Bu hafta tarihimde ikinci defa bu köşede basketbol yazıyorum. Nedeni belli, Anadolu Efes Final Four’a kalma başarısını yeniden gösterdi, bir taraftarı olarak şu noktada yemek yazasım yok açıkçası.
Sezon başında Efes’ten beklentiler çok çok yüksekti. Geçen sene pandemi nedeniyle yarım kalan Euroleague sezonunda 28 haftanın sonunda 24 galibiyet ve 4 mağlubiyet ile en yakın rakibinin iki galibiyet önündeydi. Shane Larkin’in tarihi oyunu ile durdurulması çok zor bir takımın yeni sezonda da o tempoyu sürdürmesi bekleniyordu. Ancak sezon başı beklenen gibi olmadı. Uzun arada iki dizinden ameliyat olan Larkin sezona geç katıldı, hemen sonra bir de Covid oldu.
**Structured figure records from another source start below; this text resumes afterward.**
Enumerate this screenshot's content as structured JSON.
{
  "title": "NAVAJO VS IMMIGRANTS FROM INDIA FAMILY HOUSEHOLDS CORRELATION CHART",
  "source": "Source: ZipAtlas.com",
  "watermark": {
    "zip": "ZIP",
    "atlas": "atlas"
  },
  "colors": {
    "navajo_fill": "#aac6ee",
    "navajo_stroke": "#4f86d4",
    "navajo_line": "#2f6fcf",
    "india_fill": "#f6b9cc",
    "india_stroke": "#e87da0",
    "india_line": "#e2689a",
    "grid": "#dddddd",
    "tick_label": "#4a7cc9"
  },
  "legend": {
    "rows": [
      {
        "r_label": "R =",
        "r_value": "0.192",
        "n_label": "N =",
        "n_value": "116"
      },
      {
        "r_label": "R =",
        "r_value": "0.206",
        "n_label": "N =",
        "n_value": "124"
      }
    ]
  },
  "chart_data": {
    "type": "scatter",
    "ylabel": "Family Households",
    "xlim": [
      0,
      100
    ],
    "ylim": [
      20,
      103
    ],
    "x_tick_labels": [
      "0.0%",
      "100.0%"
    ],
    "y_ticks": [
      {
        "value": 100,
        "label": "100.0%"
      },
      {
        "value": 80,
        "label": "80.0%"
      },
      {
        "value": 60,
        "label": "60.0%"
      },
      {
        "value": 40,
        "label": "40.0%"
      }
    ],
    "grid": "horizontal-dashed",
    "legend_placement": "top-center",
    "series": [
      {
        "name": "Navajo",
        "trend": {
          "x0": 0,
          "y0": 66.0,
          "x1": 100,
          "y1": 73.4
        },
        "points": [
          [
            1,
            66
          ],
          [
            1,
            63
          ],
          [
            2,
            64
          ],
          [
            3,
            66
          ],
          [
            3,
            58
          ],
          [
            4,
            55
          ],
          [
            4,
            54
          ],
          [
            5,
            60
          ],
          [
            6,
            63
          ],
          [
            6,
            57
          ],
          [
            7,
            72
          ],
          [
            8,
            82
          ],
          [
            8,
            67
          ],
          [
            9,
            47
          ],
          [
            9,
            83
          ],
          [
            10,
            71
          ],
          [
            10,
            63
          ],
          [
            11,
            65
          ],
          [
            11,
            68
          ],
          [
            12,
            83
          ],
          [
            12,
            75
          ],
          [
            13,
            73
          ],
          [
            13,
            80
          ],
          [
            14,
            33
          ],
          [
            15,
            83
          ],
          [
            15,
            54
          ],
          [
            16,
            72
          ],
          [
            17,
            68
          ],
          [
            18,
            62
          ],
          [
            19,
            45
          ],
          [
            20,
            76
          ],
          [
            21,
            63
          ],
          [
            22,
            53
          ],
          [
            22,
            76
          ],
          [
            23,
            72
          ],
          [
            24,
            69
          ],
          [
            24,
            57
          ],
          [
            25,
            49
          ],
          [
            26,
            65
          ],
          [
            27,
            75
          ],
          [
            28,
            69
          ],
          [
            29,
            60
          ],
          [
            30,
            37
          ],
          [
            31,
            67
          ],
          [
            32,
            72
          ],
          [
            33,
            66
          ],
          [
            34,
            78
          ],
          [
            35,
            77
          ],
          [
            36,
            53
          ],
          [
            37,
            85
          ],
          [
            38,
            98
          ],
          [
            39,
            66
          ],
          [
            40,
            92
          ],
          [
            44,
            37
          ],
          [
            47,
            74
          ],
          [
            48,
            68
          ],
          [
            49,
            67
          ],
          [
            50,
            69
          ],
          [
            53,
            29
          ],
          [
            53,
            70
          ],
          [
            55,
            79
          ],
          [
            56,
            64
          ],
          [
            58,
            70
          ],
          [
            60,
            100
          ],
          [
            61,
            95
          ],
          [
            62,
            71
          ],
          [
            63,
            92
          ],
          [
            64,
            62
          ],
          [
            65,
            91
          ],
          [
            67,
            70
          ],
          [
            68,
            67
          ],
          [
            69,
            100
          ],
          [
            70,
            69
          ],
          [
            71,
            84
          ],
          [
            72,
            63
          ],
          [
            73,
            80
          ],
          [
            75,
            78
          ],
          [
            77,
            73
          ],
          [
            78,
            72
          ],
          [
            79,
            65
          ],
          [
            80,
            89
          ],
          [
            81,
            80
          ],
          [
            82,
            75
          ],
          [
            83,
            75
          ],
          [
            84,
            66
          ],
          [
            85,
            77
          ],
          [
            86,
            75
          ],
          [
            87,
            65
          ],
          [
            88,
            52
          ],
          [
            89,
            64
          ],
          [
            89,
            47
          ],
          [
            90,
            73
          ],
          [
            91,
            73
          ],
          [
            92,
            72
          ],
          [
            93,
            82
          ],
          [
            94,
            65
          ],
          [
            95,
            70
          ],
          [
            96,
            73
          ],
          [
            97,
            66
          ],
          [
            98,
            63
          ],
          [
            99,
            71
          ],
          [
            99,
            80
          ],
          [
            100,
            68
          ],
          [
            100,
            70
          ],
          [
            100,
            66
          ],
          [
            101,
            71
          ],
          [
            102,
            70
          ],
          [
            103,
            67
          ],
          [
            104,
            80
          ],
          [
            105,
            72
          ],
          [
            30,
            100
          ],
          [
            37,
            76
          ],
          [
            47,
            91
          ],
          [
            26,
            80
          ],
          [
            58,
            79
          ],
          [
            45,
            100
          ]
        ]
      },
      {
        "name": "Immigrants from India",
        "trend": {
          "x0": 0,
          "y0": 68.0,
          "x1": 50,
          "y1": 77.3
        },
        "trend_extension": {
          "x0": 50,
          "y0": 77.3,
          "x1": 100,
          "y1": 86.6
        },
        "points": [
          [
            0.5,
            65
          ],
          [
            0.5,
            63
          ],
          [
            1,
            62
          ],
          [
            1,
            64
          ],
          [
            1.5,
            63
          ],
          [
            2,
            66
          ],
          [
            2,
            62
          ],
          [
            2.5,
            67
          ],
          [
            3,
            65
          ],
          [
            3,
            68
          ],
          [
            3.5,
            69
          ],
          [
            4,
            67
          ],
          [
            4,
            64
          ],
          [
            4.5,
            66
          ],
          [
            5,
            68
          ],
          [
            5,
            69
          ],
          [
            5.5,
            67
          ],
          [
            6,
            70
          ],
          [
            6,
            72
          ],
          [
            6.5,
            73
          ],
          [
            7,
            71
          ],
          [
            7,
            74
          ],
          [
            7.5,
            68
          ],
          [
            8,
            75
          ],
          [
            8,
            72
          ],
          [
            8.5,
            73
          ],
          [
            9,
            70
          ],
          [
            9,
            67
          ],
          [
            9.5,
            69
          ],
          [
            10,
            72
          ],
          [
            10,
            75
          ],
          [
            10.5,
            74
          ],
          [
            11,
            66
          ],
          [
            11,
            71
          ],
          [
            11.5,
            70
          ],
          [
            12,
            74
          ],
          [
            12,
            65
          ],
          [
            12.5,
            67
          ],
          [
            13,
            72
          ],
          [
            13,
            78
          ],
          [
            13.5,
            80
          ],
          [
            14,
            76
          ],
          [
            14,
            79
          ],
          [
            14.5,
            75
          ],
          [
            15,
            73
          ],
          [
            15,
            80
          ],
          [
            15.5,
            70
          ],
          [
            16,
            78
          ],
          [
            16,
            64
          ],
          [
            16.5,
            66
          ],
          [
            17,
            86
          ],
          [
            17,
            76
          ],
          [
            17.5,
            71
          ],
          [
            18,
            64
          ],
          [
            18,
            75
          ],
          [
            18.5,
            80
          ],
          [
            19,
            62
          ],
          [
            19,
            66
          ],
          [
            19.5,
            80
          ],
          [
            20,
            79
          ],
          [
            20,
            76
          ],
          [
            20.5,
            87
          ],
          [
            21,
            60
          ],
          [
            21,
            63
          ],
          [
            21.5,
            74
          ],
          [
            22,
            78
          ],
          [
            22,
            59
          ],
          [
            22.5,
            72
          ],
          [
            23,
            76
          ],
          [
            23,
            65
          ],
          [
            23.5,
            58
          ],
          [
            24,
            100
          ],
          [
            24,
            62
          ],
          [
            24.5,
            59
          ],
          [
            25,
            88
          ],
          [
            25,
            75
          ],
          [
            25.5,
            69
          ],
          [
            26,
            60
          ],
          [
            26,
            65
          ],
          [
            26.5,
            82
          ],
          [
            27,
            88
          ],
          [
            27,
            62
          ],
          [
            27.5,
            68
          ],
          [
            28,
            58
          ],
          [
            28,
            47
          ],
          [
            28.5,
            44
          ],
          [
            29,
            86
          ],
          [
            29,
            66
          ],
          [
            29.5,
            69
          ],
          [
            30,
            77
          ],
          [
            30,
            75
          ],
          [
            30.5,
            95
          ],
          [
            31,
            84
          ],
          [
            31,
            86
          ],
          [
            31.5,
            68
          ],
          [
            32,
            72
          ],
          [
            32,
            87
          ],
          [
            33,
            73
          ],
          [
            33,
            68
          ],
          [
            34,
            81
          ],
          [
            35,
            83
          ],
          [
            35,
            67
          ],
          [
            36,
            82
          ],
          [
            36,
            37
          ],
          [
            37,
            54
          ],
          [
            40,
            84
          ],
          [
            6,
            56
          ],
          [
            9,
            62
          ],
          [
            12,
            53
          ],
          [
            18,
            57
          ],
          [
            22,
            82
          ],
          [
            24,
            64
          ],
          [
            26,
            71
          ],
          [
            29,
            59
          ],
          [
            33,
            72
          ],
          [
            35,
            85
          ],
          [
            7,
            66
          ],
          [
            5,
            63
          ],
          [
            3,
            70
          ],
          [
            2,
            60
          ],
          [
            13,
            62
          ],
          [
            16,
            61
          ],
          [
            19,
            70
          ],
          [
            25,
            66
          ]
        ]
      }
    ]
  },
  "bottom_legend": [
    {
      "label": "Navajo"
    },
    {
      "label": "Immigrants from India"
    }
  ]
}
Aynı zamanda sezonun ilk aylarında takımda sürekli Covid vakaları yaşandı. Hal böyle olunca da takım bir türlü beklenen noktaya gelemedi. 15. hafta sonunda Efes 18 takımlı ligde 7 galibiyet ile 10. sıradaydı.
Bu arada aynı tarihte sadece 5 galibiyetle sondan ikinci sırada olan Fenerbahçe’nin böyle bir noktadan Playoff yapabilmesini de çok büyük bir başarı olarak not düşmek gerekir. Çok zor bir sezonda müthiş bir seri yakalayarak Playoff yaptılar, CSKA’yı da geçmeleri işten bile değildi ama Vesely’nin şanssız sakatlığı ve yoğun Covif vakaları sonrası, biraz da hakemlerin olumsuz etkisi sonucunda ne yazık ki direnemediler.
Efes’e dönecek olursak, onlar da zorlukla geçen 2020 yılının sonundan itibaren bir anda adeta yeni bir karar vermişçesine oyunlarını farklı bir seviyeye getirdiler. Geçen senenin durdurulamaz Shane Larkin’i bu sene o seviyede değildi belki ama Vasilje Micic, Shane Larkin, Krunoslav Simon ve Rodrigue Beaubois gibi Euroleague’de benzersiz bir kısa oyuncu kalitesine sahip olan Efes, Sertaç Şanlı’nın da kariyerinin en iyi performanslarını arka arkaya koyduğu bu dönemde adeta bir tanka dönüştü ve önüne çıkan takımı dağıtmaya başladı.
Geçen sezonun yarım kalmasını haksızlık olarak gördüğünü birçok defa ifade eden Ergin Ataman yönetiminde Efes sahada topu inanılmaz paylaşarak, dış atışlarda son derece iyi bir yüzde yakalayarak, bir de bunun yanında çok etkili bir yardımlaşma savunması uygulayarak rakiplerine büyük üstünlük sağladı. Az önce bahsettiğim Fenerbahçe’nin üst üste 9 maç kazanarak geldiği ve çok formda olduğu bir noktada Efes onlara 106-74 gibi bir üstünlük sağladı, yine aynı dönemde ligin en kuvvetli takımlarından, sorunlu döneminde 35 sayı farkla mağlup olduğu CSKA Moskova’ya 30 sayı fark attı, Real Madrid deplasmanında 108-83’lük bir galibiyet aldı, bu seri sonunda sezonu 3. sırada tamamladı.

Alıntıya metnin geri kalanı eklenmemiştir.